Building a Document Processing Pipeline with AI Agents

Every organisation I've worked with has the same problem. Documents pile up. Invoices need data extracted. Contracts need clauses identified. Reports need summaries. And somewhere, a human is doing all of this manually, eight hours a day, slowly losing the will to live.

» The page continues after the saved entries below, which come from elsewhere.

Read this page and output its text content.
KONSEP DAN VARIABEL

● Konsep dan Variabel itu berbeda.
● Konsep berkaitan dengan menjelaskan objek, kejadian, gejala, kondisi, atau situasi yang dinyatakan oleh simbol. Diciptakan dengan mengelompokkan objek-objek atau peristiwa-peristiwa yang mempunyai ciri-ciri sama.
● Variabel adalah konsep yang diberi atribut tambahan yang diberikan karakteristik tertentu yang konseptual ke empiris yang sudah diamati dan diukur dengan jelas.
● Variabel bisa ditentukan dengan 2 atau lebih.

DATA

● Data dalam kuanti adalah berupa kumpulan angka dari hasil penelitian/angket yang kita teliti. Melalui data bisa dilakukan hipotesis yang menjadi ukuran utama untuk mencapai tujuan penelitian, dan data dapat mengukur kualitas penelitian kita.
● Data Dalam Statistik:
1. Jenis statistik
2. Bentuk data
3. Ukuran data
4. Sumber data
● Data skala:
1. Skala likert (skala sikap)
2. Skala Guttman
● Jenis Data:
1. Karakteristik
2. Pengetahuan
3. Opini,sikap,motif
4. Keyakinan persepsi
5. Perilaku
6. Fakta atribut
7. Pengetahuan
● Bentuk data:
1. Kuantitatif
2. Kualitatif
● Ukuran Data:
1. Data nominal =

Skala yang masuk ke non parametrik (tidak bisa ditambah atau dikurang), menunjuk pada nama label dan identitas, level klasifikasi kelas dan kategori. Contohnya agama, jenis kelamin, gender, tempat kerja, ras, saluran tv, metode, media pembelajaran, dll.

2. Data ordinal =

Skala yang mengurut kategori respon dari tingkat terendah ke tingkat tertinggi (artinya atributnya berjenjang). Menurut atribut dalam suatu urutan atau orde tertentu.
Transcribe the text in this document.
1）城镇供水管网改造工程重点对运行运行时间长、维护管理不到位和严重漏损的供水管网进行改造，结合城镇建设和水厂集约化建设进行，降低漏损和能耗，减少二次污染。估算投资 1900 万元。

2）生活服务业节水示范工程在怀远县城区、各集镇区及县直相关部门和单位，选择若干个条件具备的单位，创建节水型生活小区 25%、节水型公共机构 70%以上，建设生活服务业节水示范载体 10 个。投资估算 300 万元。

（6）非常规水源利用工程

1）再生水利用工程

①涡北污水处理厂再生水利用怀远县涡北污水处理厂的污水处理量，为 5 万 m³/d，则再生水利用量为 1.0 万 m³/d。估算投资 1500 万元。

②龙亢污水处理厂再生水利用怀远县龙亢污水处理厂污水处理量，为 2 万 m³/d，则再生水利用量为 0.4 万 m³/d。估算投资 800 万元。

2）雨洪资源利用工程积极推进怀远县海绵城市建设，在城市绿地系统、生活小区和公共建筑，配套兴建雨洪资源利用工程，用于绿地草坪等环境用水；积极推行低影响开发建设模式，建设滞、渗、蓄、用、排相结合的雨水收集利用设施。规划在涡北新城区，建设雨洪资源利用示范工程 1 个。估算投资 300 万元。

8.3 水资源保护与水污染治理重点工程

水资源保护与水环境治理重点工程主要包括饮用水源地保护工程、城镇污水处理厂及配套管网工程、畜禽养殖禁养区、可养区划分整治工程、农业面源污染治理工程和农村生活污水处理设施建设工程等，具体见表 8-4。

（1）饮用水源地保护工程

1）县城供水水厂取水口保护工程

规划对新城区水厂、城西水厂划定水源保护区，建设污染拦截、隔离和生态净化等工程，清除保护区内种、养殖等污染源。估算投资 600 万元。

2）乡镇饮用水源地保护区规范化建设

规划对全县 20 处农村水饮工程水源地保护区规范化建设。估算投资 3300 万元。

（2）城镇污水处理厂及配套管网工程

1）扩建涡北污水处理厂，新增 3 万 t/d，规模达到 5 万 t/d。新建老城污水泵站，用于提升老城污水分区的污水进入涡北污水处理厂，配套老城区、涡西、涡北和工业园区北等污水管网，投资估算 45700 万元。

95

AI agents are perfect for this. Not because the extraction is hard (it's not), but because the pipeline needs to make decisions. Is this an invoice or a receipt? Which fields are missing? Does this contract clause trigger a review? That's agent territory.

The Architecture

Document → Classify → Extract → Validate → Route → Store

Six stages. Each one is a function the agent can call. The agent decides how to chain them based on what it finds.

Setup

pip install anthropic pypdf2 pydantic python-magic pillow

We're using Claude's native API with tool use. No framework dependency. Just the Anthropic SDK.

Document Intake

First, get the document into a format Claude can read.

import anthropic
import base64
from pathlib import Path
from PyPDF2 import PdfReader

client = anthropic.Anthropic()

def load_document(file_path: str) -> dict:
    """Load a document and return its content in a processable format."""
    path = Path(file_path)
    suffix = path.suffix.lower()

    if suffix == ".pdf":
        reader = PdfReader(file_path)
        text = "\n\n".join(page.extract_text() or "" for page in reader.pages)
        return {
            "type": "pdf",
            "text": text,
            "pages": len(reader.pages),
            "filename": path.name,
        }

    elif suffix in (".png", ".jpg", ".jpeg", ".webp"):
        with open(file_path, "rb") as f:
            image_data = base64.standard_b64encode(f.read()).decode("utf-8")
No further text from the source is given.